In the labor movement, Arab-American organizers in Michigan’s auto plants formed an Arab Workers’ Caucus in 1973, which they modeled explicitly on a set of radical Black caucuses that had formed to challenge racist practices in the auto companies and the United Auto Workers. With some Black workers’ support, the Arab Workers’ Caucus successfully pressured their union local to divest from Israeli state bonds. This wave of Black and Arab-American activism crested alongside mass anti-Vietnam War protests and Black uprisings in cities across the country, placing the Palestinian issue on the agenda for the social movements of the U.S. left — but rarely making an impact in the realm of high politics.

By 1980, this ferment of Black-Palestinian solidarity activism had dissipated. Like so many institutions of the 1960s left, the groups incubating these connections fell into disarray: many were riven by leadership conflicts and ideological divisions, or worn down by government surveillance and repression. Institutional decline was matched by the diminishing allure of a “Third World” political identification. As the decolonization movements of the mid-twentieth-century receded, many African-American activists stopped seeing the fight for racial equality in the United States as part of a unified global struggle.
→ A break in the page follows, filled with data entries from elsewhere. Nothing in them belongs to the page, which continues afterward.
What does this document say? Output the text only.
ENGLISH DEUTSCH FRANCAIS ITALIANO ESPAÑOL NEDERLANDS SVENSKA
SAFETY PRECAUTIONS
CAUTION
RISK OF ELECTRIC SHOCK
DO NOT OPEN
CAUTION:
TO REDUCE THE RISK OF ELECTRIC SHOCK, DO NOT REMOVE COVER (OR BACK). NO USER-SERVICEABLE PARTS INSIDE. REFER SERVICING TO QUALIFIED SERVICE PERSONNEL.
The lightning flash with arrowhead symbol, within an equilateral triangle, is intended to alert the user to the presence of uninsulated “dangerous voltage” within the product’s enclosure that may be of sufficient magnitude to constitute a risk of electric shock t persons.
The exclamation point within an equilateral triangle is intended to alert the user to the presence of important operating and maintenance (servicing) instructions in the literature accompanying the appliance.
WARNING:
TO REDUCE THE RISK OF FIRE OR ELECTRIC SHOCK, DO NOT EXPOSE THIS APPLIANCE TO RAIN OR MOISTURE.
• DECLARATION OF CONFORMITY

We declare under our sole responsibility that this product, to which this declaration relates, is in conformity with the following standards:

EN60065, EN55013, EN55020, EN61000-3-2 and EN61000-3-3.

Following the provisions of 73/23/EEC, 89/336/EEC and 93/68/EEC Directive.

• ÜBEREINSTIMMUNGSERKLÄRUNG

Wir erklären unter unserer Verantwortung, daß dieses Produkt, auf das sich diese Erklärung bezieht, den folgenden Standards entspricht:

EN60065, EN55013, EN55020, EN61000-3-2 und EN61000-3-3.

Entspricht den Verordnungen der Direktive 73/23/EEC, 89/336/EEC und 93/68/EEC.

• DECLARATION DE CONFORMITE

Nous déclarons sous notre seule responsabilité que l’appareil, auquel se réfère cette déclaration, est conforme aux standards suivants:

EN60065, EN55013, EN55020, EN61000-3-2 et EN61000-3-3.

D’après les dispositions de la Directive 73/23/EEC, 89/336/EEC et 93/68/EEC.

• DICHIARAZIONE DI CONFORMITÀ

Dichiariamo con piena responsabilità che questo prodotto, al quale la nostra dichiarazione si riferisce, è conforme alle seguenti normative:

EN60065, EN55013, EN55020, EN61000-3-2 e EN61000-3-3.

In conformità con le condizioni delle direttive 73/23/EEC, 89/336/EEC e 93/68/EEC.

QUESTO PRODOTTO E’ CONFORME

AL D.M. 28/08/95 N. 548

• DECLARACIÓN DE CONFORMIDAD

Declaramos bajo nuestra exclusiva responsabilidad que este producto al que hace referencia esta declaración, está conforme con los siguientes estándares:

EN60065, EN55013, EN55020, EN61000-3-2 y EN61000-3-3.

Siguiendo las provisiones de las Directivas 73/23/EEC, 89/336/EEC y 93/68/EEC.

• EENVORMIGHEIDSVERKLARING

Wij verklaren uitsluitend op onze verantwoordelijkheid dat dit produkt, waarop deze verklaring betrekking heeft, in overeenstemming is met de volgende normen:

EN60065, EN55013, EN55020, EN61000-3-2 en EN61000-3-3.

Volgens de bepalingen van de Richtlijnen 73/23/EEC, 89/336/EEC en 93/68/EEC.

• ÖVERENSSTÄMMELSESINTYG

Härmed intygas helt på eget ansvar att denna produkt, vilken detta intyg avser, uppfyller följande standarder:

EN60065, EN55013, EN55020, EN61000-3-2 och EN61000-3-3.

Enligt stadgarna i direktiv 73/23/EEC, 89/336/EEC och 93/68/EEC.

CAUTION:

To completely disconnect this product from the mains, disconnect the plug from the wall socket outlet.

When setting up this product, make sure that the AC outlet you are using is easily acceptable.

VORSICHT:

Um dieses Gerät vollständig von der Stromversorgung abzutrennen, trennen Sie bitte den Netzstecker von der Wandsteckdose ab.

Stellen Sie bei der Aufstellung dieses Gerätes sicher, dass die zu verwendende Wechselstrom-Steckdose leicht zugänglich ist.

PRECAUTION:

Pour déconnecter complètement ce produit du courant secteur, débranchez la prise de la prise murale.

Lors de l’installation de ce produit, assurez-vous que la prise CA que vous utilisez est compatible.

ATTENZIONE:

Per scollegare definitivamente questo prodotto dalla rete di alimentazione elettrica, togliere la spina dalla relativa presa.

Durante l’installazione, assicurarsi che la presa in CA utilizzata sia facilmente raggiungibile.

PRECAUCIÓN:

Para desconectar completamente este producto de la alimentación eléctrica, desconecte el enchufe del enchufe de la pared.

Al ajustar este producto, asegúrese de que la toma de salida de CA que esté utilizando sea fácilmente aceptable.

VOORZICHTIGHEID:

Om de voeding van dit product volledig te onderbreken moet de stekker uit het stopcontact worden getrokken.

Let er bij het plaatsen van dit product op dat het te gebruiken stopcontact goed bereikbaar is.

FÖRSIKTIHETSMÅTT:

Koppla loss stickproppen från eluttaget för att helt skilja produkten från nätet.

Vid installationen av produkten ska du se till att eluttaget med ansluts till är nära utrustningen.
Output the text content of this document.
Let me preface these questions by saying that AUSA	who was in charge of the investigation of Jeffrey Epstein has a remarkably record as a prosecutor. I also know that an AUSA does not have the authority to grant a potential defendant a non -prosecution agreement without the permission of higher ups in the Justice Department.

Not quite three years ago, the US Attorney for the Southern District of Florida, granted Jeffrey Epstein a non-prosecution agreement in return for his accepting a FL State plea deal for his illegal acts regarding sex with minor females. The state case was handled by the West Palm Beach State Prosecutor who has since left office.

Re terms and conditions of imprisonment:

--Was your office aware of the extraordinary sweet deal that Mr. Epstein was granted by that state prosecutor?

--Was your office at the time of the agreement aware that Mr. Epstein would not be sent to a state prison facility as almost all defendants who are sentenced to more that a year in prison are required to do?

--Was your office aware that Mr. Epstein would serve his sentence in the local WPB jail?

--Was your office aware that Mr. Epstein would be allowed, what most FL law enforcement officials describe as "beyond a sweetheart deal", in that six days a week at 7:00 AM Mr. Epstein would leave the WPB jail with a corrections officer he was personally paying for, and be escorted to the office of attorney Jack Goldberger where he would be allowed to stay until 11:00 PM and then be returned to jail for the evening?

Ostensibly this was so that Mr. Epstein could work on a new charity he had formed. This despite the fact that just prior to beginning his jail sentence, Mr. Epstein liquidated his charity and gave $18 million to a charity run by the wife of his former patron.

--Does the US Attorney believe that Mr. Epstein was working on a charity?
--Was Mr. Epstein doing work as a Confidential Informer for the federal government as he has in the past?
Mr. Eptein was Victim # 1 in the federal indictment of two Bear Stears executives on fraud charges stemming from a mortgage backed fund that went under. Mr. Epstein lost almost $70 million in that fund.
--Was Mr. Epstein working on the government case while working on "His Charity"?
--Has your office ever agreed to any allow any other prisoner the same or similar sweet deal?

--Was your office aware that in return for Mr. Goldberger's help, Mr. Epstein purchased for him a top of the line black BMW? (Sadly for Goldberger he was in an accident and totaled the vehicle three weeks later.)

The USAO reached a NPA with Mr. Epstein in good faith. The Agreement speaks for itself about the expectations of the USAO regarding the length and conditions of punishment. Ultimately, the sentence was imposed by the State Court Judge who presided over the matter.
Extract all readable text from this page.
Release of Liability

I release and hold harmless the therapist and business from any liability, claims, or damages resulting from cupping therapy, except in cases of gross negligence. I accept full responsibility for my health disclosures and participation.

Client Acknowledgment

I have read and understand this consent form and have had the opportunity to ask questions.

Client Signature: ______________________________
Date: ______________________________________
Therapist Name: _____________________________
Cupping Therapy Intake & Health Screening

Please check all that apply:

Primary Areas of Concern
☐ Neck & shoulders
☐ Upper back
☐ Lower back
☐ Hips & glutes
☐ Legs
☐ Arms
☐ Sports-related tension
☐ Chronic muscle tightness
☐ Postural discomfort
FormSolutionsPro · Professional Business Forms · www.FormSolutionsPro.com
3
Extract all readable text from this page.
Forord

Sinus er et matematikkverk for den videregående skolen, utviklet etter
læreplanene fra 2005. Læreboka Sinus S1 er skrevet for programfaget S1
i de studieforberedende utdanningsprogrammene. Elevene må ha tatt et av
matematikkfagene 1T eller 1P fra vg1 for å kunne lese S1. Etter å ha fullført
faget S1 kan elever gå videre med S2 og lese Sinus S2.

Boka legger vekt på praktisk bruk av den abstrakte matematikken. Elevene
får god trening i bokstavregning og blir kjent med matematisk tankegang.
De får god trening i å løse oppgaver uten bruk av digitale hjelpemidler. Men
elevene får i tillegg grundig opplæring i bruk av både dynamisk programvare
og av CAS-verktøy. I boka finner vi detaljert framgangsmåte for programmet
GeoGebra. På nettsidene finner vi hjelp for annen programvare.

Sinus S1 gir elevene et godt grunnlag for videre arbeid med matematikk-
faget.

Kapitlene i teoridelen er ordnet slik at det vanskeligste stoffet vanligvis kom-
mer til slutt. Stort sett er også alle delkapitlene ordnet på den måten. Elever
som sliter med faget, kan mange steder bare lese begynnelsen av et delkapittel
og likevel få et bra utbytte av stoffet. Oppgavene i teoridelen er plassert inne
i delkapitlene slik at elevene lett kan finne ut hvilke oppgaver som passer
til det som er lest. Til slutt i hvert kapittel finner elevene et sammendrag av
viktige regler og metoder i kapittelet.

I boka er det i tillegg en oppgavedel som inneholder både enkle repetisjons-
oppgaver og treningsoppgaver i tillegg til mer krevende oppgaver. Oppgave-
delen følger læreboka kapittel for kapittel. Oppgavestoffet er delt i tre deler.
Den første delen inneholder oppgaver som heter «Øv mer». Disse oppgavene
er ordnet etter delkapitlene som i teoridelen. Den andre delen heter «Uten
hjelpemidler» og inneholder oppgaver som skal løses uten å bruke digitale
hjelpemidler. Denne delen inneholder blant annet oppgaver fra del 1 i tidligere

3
But several Black politicians took up the mantle of advancing the Palestinian cause. Working at the highest levels of U.S. diplomacy and the Democratic Party, these figures eschewed earlier Black radicals’ support for a militant Palestinian revolution against Israeli occupation. Rather, they sought a diplomatically negotiated settlement that would grant Palestinians greater autonomy. In 1979, U.N. Ambassador and former civil rights leader Andrew Young was pressured to resign after he secretly met with a representative of the Palestinian Liberation Organization (PLO). The battles in the press after Young’s resignation focused on declining Black-Jewish relations domestically, but they also enabled a more pro-Palestinian viewpoint to find a place in the national debate.

One of Young’s most vigorous defenders was Reverend Jesse Jackson. Jackson led a delegation to the Middle East immediately after the Young affair, meeting with both Israeli officials and PLO representatives, including Yasser Arafat. Jackson pushed for the United States to negotiate directly with the PLO, even as he hinted at the parallels between the Palestinians’ struggle and that of African-Americans: “We understand the cycle of terror, the cycle of pain,” he said, “and yet if America is free to talk, perhaps it can seek reconciliation.”